First up, is this jawsome Shark Week printable journal from BookShark. The home school supplier has put together a selection of activities with enough variety to please everyone wanting to keep a toe in the water this summer. We completed the aims, book log and screen scheduler last week and then couldn’t resist cutting and gluing the shark world map. The shark-fact cootie catcher is also already a goner but we’ve plenty of fiction and non fiction writing still to get our teeth into. The download is free and instant as soon as you’ve verified your email address. Both the mum and teacher in me are thrilled with it!
So on to our readings. As I said last week, we cleared out the shark shelf in our local library and delved into the best of the local bookstores in order to bring you our favorite shark reads today. There really is a great range of material available on these popular creatures of the deep; we’ve tried to include something for all ages and interests and hope you enjoy them as much as we have.

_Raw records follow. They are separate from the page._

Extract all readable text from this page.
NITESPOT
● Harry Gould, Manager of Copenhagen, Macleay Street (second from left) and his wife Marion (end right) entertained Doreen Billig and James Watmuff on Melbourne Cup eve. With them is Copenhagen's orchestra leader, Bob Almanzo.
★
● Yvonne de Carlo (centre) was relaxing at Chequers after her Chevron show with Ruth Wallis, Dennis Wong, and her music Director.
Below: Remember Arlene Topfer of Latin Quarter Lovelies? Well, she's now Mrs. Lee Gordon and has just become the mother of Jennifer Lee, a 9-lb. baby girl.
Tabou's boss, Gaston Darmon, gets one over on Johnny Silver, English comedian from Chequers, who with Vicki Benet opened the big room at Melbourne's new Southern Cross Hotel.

‘National Geographic Kids Mission Shark Rescue‘ by Ruth A. Musgrove (UK) is older brother’s personal recommendation. The publisher has a large selection of very similar looking shark books under the brand (‘Everything Sharks‘ (UK) was slightly simpler with more pictures and shorter fact boxes for text, ‘Diving With Sharks‘ (UK) is the chapter version with longer narrative) but this one really had everything for him. Great real life action photography, detailed narrative, scientist interviews, quick fact sections and even cartoon strips; it is a very comprehensive read. If I’m honest I dislike having my narrative constantly broken up with other information but my non-fiction loving 8 year old couldn’t help but dive in and out of it all week!

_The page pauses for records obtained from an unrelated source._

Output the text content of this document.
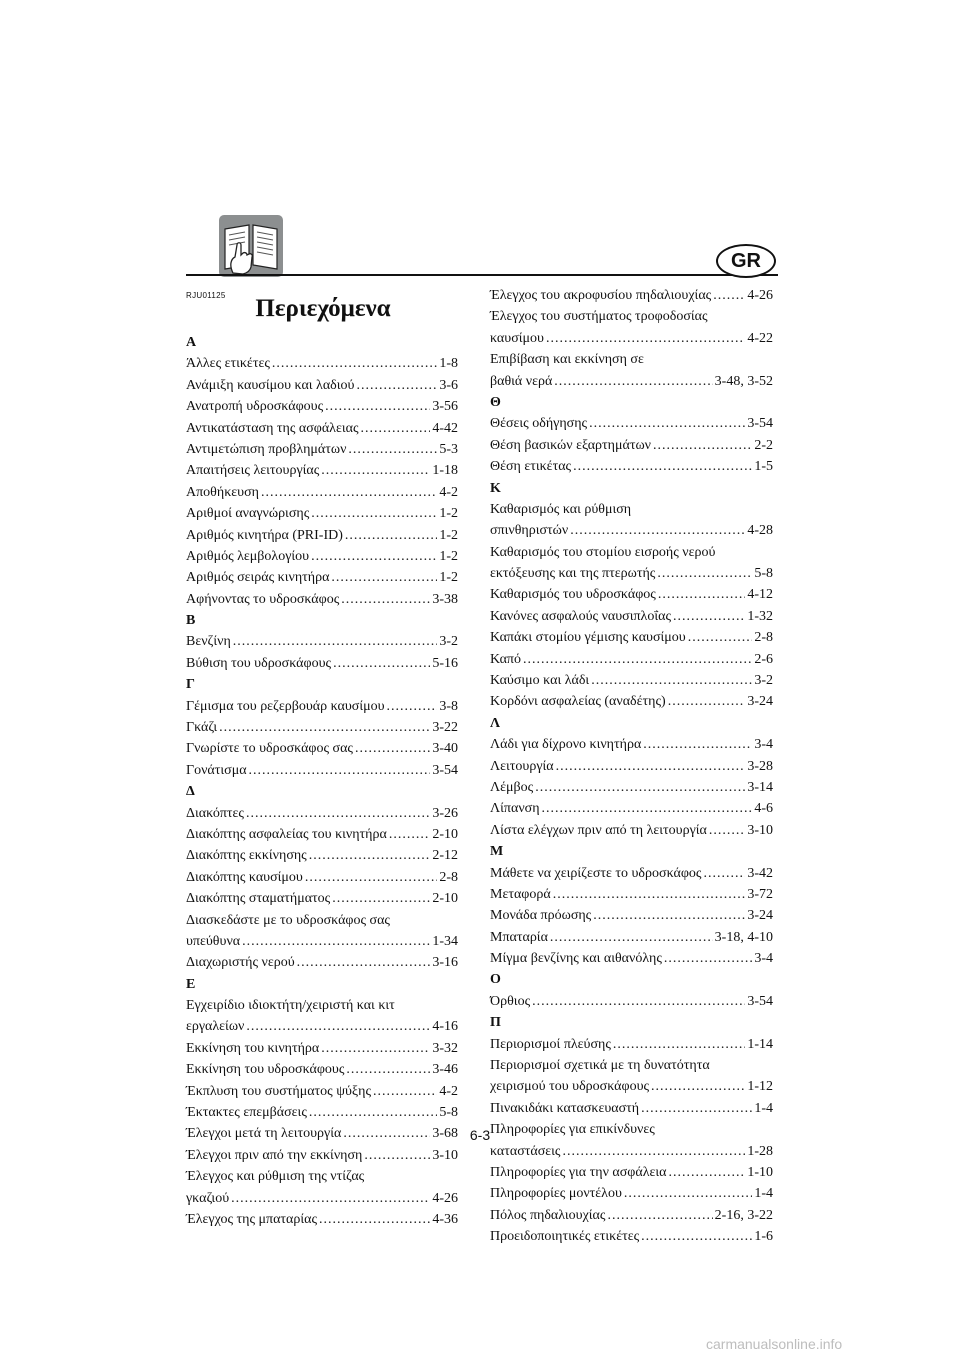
GR
RJU01125	Περιεχόμενα
Α
Άλλες ετικέτες .....	1-8
Ανάμιξη καυσίμου και λαδιού .....	3-6
Ανατροπή υδροσκάφους .....	3-56
Αντικατάσταση της ασφάλειας .....	4-42
Αντιμετώπιση προβλημάτων .....	5-3
Απαιτήσεις λειτουργίας .....	1-18
Αποθήκευση .....	4-2
Αριθμοί αναγνώρισης .....	1-2
Αριθμός κινητήρα (PRI-ID) .....	1-2
Αριθμός λεμβολογίου .....	1-2
Αριθμός σειράς κινητήρα .....	1-2
Αφήνοντας το υδροσκάφος .....	3-38
Β
Βενζίνη .....	3-2
Βύθιση του υδροσκάφους .....	5-16
Γ
Γέμισμα του ρεζερβουάρ καυσίμου .....	3-8
Γκάζι .....	3-22
Γνωρίστε το υδροσκάφος σας .....	3-40
Γονάτισμα .....	3-54
Δ
Διακόπτες .....	3-26
Διακόπτης ασφαλείας του κινητήρα .....	2-10
Διακόπτης εκκίνησης .....	2-12
Διακόπτης καυσίμου .....	2-8
Διακόπτης σταματήματος .....	2-10
Διασκεδάστε με το υδροσκάφος σας
υπεύθυνα .....	1-34
Διαχωριστής νερού .....	3-16
Ε
Εγχειρίδιο ιδιοκτήτη/χειριστή και κιτ
εργαλείων .....	4-16
Εκκίνηση του κινητήρα .....	3-32
Εκκίνηση του υδροσκάφους .....	3-46
Έκπλυση του συστήματος ψύξης .....	4-2
Έκτακτες επεμβάσεις .....	5-8
Έλεγχοι μετά τη λειτουργία .....	3-68
Έλεγχοι πριν από την εκκίνηση .....	3-10
Έλεγχος και ρύθμιση της ντίζας
γκαζιού .....	4-26
Έλεγχος της μπαταρίας .....	4-36
Έλεγχος του ακροφυσίου πηδαλιουχίας .....	4-26
Έλεγχος του συστήματος τροφοδοσίας
καυσίμου .....	4-22
Επιβίβαση και εκκίνηση σε
βαθιά νερά .....	3-48, 3-52
Θ
Θέσεις οδήγησης .....	3-54
Θέση βασικών εξαρτημάτων .....	2-2
Θέση ετικέτας .....	1-5
Κ
Καθαρισμός και ρύθμιση
σπινθηριστών .....	4-28
Καθαρισμός του στομίου εισροής νερού
εκτόξευσης και της πτερωτής .....	5-8
Καθαρισμός του υδροσκάφος .....	4-12
Κανόνες ασφαλούς ναυσιπλοΐας .....	1-32
Καπάκι στομίου γέμισης καυσίμου .....	2-8
Καπό .....	2-6
Καύσιμο και λάδι .....	3-2
Κορδόνι ασφαλείας (αναδέτης) .....	3-24
Λ
Λάδι για δίχρονο κινητήρα .....	3-4
Λειτουργία .....	3-28
Λέμβος .....	3-14
Λίπανση .....	4-6
Λίστα ελέγχων πριν από τη λειτουργία .....	3-10
Μ
Μάθετε να χειρίζεστε το υδροσκάφος .....	3-42
Μεταφορά .....	3-72
Μονάδα πρόωσης .....	3-24
Μπαταρία .....	3-18, 4-10
Μίγμα βενζίνης και αιθανόλης .....	3-4
Ο
Όρθιος .....	3-54
Π
Περιορισμοί πλεύσης .....	1-14
Περιορισμοί σχετικά με τη δυνατότητα
χειρισμού του υδροσκάφους .....	1-12
Πινακιδάκι κατασκευαστή .....	1-4
Πληροφορίες για επικίνδυνες
καταστάσεις .....	1-28
Πληροφορίες για την ασφάλεια .....	1-10
Πληροφορίες μοντέλου .....	1-4
Πόλος πηδαλιουχίας .....	2-16, 3-22
Προειδοποιητικές ετικέτες .....	1-6
6-3
carmanualsonline.info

DK Eyewitness also had a comprehensive range of shark titles on the shelves with this edition of ‘Shark‘ (UK) being our favorite. They all seemed to have a classic non-fiction, almost travel guide like feel to their layout. Again they had good photography, lots of easily accessible facts and information. They are bound to be a hit with most shark lovers thirsty for information. And I’m sure the visual encyclopedia (UK) will be going on a certain someone’s Christmas list this year!

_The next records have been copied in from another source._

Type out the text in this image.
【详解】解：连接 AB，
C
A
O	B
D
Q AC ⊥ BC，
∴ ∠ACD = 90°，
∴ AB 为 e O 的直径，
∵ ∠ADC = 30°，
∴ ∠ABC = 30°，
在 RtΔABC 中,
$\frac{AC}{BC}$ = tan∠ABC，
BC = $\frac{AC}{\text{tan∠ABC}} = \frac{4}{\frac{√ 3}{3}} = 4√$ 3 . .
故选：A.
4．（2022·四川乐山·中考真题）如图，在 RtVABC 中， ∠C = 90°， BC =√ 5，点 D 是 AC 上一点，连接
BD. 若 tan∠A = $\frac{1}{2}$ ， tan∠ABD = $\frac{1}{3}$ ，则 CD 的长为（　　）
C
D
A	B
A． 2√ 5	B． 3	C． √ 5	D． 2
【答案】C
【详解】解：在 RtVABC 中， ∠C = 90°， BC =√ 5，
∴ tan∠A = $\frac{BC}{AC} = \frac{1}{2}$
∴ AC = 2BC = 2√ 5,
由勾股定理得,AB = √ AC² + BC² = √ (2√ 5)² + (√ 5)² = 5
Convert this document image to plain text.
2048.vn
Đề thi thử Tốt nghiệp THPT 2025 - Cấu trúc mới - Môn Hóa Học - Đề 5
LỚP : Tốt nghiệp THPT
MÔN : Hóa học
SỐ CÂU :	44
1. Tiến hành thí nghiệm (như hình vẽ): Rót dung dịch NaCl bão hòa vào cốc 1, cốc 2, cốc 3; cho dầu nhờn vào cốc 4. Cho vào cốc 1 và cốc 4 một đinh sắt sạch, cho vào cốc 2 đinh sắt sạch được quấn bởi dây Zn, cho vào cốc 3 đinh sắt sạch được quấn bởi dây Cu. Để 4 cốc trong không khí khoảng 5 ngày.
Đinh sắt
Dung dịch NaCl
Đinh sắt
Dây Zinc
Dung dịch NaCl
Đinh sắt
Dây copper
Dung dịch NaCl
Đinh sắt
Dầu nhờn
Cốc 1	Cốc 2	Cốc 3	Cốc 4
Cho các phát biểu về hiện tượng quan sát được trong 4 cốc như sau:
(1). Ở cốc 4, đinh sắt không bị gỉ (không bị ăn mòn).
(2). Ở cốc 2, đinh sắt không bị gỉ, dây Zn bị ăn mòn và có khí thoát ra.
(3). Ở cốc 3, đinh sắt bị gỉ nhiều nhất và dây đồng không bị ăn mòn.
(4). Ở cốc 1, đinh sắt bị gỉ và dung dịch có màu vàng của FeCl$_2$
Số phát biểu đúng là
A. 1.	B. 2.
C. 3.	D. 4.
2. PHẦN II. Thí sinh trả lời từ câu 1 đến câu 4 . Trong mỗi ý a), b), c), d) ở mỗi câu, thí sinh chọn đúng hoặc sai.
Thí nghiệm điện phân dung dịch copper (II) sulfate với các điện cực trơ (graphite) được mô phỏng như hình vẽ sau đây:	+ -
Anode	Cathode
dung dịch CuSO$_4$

Next up was my personal favorite, ‘Smart About Sharks‘ by Owen Davey (UK). The artwork in this really sets it apart from the others, but don’t think it won’t have teeth, the whimsical writing is full of facts and information that will still satisfy the learner in us all. Good for mind and soul! The detail in the tooth section was totally fascinating. Aimed at 5 to 9 year olds.
‘Shadow of the Shark Magic Tree House #53‘ by Mary Pope Osbourne (UK) is another fun read from the ever popular first chapter books series. The adventures of Annie and Jack are supported by the well constructed ‘Sharks and Other Predators‘ (UK). By the same author, these ‘fact finders’ are packed full of up to date images, facts and information which is closely referred back to the original stories. They are a really nice way to introduce fiction lovers to non-fiction and vice versa.
‘Shark Lady: The True Story of How Eugenie Clark Became the Ocean’s most Fearless Scientist‘ by Jess Keating (UK) is an inspirational read for all. The beautifully illustrated tale shares how one women set out to change people’s minds about the misunderstood creatures which she so admired during a time when women weren’t meant to be scientist. We love a rebel girl! Peppered with facts, the daring tale should delight 4-8 year old readers.
‘If Sharks Disappeared‘ by Lily Williams (UK) is a lyrical and thought provoking approach to a big issue. At a time when many shark species face the threat of extinction, it explores the implications of what would happen to our oceans if they lose their top predators. The rich illustrations and charming narrator work well together. Again roughly in the 4-8 years age range, this book is bound to inspire budding marine biologists, conservationists and ecologists world wide.
‘Clark the Shark: Tooth Trouble‘ by Bruce Hale (UK) is one of a series of Clark the Shark books which are available in a number of different formats. I particularly like the ‘I Can Read!’ first readers; although my 3 year old is clearly miles away from independent reading I find the length and repetition perfect for transitioning him away from board books towards a more complex, involved story. The bold character learns little life lessons that pre schools and kindergartners might have to face and provides simple shark facts at the end. Little brother was particularly taken with ‘Tooth Troubles’, no doubt because of the extensive amount of time he’s spent at the dentist with big brother in the last month or so!
‘The Pout-Pout Fish and the Bully-Bully Shark‘ by Deborah Diesen (UK) sees the Pout-Pout Fish return with a moral story on how to handle playground bullies. Told with pleasing cadence and rhyme, this ever popular character’s tale will continue to capture the hearts of the preschool audience.
And for our littlest friends a book with real bite as promised! ‘Shark Bite!‘ by Little Bee Books (UK) lets children pull the interactive tab to make Mark the Shark bite or laugh. By the time they have done that a few hundred times he will certainly no longer be the scariest thing in the ocean!
Let us know which are your favorites and if we’ve missed any great titles off of the list.